Thursday, September 05, 2013

What's Jayme drinking?

Monk's Cafe Flemish Sour Ale
What's Jayme drinking? Well, I'm glad you asked. After the fun time I had during the LoneStarCon 3 literary beer with Mark Finn, I figured I might as well have more fun sharing my various adult beverage adventures with a wider audience. This evening at HEB, Monk's Cafe Flemish Sour Ale caught my attention. I was in the mood to try something new, and as I'm not terribly familiar with Flemish sour ales, I decided now would be a good time to rectify that situation. Although it's labeled as a product of Belgium and stocked beside--and in a corked bottle similar to--traditional Belgian Trappist ales, this Flemish is a very different animal, indeed. But I'll get to that in a moment.

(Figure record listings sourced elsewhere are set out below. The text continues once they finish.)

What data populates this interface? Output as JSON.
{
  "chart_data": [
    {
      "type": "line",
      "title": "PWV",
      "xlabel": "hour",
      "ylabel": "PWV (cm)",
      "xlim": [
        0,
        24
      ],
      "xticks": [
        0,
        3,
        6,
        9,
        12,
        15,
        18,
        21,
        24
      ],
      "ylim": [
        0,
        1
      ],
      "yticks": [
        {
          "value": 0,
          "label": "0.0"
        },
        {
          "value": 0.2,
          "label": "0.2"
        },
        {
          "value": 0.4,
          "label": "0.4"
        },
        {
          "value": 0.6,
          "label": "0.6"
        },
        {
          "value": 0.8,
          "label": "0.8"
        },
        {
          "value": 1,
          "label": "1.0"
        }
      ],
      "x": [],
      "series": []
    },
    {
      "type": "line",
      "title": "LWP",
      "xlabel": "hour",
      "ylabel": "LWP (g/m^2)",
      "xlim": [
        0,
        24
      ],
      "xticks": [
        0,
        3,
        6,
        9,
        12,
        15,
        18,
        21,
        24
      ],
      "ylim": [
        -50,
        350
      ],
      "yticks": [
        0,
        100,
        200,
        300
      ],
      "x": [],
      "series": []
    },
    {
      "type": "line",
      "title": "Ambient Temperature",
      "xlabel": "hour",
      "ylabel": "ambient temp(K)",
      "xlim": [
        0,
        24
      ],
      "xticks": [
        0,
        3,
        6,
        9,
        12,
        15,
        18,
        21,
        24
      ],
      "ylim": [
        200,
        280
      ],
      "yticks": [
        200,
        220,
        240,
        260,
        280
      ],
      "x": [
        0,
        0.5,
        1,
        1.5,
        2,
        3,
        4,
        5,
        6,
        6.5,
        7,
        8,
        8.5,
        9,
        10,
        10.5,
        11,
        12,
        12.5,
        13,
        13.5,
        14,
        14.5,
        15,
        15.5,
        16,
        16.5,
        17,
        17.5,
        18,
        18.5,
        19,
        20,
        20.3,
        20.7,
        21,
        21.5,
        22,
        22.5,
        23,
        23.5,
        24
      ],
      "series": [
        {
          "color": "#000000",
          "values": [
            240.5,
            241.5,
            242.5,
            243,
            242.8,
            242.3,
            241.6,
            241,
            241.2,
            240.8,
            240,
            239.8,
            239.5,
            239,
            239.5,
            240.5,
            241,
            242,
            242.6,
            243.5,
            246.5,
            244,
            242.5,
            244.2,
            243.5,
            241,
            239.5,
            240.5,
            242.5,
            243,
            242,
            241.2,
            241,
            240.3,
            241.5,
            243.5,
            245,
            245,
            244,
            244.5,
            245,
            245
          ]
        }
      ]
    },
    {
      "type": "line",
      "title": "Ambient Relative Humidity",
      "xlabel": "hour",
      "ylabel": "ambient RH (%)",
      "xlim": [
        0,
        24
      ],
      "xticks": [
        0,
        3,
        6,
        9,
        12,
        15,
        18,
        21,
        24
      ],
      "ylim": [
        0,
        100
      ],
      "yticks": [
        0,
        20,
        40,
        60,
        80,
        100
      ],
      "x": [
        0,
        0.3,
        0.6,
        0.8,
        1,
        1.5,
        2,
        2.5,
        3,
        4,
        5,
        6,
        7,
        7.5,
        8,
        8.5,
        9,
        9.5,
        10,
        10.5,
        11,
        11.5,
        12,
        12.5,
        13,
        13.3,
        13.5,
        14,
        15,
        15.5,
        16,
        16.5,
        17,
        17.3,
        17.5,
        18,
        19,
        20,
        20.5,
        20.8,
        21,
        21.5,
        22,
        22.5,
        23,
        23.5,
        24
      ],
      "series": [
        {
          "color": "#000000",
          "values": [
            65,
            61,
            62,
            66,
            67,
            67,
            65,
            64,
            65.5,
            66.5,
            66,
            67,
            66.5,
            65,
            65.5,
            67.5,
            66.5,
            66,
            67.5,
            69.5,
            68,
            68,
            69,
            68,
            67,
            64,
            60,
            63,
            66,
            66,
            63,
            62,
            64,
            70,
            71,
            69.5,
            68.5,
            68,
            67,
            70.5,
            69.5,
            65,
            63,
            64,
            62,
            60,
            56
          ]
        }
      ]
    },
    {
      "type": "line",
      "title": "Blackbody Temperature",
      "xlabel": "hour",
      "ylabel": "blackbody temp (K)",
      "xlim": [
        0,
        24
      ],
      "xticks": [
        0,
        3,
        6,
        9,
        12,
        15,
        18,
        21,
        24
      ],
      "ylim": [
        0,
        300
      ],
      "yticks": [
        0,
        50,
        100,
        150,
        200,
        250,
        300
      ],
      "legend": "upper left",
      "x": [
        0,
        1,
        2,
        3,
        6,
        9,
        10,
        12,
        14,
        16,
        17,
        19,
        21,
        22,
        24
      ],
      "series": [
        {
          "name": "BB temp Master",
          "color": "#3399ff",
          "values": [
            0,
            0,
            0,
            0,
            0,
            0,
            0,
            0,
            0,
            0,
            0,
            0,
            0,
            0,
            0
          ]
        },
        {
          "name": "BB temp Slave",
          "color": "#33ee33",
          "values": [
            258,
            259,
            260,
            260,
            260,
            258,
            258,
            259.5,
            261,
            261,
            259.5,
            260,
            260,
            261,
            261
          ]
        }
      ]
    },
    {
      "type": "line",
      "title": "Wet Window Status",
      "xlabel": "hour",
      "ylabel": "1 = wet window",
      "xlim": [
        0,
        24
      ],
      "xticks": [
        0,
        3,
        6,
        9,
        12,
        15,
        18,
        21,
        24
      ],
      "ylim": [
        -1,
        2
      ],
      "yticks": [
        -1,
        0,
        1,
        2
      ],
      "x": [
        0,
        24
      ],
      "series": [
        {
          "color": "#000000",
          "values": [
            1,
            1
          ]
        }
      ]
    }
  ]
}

The cork comes out with a satisfying pop, followed shortly by a curling fog of CO2. The ale pours as a reddish caramel that gets very dark in the glass. Like a good barleywine, it is dark but clear, without the opaque tones of a bock or stout. It forms a modest, creamy-tan head that shows dignified restraint and impressive persistence--I'm 15 minutes in now, and there's still an eighth of an inch of head left. Lacing is moderate on glass. The scent has a bit of sour apple to it, with the faintest hint of yeast. The malty overtones I'd expected with a beer this dark are absent. The taste is equally unexpected. There's a strong apple overtone here, to the point of the flavor being very cider-like. Contributing to the effect is the fact that this is a very "thin" beer, extremely light for all it's dark color with an almost effervescent mouthfeel (although to be clear, it doesn't actually effervesce. But I suspect it wants to, or would if it could). There are hints of raspberry and vanilla, along with a faint, earthy portabella mushroom taste as well. If there are any hops here, I can't taste them. This is a lightly sweet ale at it's best cold. As it warms, the sourness grows more pronounced and lingers longer on the tongue. The 5.5 percent alcohol is lower than I'd expected as well, almost invisible amongst the strong flavor profile, but in an ale with as light a mouthfeel as this, more alcohol would not be a good thing.

This is not a winter dark. The cider-like quality makes this an ale best suited for drinking on a blisteringly hot summer afternoon. I'm not one to buy into the thirst-quenching properties of beer, but I can see how this Flemish sour would fit the bill. It's very mild and inoffensive, an exotic beer for people whom beer begins with Bud and ends with Light. Certainly not in my top 10, but I wouldn't be opposed to enjoying it on occasion.